Adopt the U.S. PE of Perkin-Elmer company 2400 II elemental analyser, elementary analysis (%) value of calculation is: C (52.22), H (5.84), Cl (6.42), N (5.08), O (30.44); Elementary analysis (%) measured value: C (52.25), H (5.88), Cl (6.39), N (5.06), O (30.42).
Adopt the U.S. PE Pyris Diamond TG of Perkin-Elmer company thermal analyzer; The thermogravimetric analysis experiment shows (see figure 2): the amlodipine maleate hydrate crystal of present embodiment 1 preparation is a platform at the curve of temperature between 25~59 ℃; Explanation amlodipine maleate hydrate crystal in this temperature range is very stable; Do not decompose as yet, in the time of 59~78 ℃, lose 0.5 H
2The O molecule loses 1 H in the time of 91~127 ℃
2The O molecule begins to decompose at 180 ℃.
Characteristic peak is 5.4 ° at 2 θ in the X-ray powder diffraction spectrogram (see figure 1) that use Cu-K alpha ray measures, 6.1 °, and 7.5 °, 11.6 °, 14.6 °; 15.8 °, 17.7 °, 18.9 °, 20.4 °, 21.6 °; 24.9 °, 26.1 °, 26.9 °, 29.4 °, 31.4 °; 34.1 °, 36.5 °, 42.2 °, 44.2 ° of demonstrations.
Embodiment 2
In the 100ml agitated reactor, add amlodipine maleate 9g, ethanol 21ml, dimethyl sulfoxine 42ml, deionized water 7ml, regulate pH to 6.5, stir 30min, sealing with triethylamine or acetic acid; In 130 ℃ of baking ovens, placed 3 days, take out agitated reactor, place the 40KHz ultrasound field to lower the temperature naturally agitated reactor; The question response still slowly is cooled to 75 ℃, opens agitated reactor, drips 75 ℃ of deionized waters; The adularescent crystalline powder is separated out, and is cooled to room temperature and closes ultrasound wave, filters; With dichloromethane, washing with alcohol, vacuum drying 3h obtains the amlodipine maleate hydrate crystal.This crystalline particle size range is 75~150 μ m, mp:178~180 ℃.
Adopt the U.S. PE of Perkin-Elmer company 2400 II elemental analyser, elementary analysis (%) value of calculation is: C (52.22), H (5.84), Cl (6.42), N (5.08), O (30.44); Elementary analysis (%) measured value: C (52.26), H (5.83), Cl (6.39), N (5.06), O (30.46).
Adopt the U.S. PE Pyris Diamond TG of Perkin-Elmer company thermal analyzer, the TG-time graph that obtains is consistent with embodiment's 1.

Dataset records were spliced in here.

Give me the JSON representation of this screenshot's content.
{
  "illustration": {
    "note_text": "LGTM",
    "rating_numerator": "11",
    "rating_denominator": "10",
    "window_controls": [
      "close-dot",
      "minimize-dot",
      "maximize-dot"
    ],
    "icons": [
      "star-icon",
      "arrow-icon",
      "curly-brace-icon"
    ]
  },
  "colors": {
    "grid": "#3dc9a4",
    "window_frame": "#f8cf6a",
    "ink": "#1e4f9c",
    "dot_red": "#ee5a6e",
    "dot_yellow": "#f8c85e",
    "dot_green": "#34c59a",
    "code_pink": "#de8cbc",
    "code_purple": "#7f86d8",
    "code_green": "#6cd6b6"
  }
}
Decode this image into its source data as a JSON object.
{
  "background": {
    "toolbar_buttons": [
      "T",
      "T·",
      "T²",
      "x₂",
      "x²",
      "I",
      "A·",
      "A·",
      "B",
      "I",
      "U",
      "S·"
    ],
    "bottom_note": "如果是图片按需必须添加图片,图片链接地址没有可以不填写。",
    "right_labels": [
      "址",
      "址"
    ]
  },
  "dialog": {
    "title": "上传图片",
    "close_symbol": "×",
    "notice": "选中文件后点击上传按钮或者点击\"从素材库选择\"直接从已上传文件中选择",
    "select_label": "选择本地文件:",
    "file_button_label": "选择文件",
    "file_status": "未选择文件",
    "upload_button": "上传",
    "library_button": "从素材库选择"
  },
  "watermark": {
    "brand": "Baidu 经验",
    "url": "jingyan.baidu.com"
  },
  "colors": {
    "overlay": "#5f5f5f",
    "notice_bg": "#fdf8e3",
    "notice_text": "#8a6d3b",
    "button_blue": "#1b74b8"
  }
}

The X-ray powder diffraction figure that use Cu-K alpha ray measures is consistent with embodiment's 1.
Embodiment 3
Prepare burden by following prescription:
All process 1000
Method for preparing:
The supplementary material pulverize separately is crossed 80 mesh sieves; With microcrystalline Cellulose and amlodipine maleate hydrate crystal mixing; Again with candesartan Cilexetil, amylum pregelatinisatum and low-substituted hydroxypropyl cellulose, crospolyvinylpyrrolidone mix homogeneously; Mix 5min with magnesium stearate again, the intermediate check, direct compression promptly gets the said composition chip.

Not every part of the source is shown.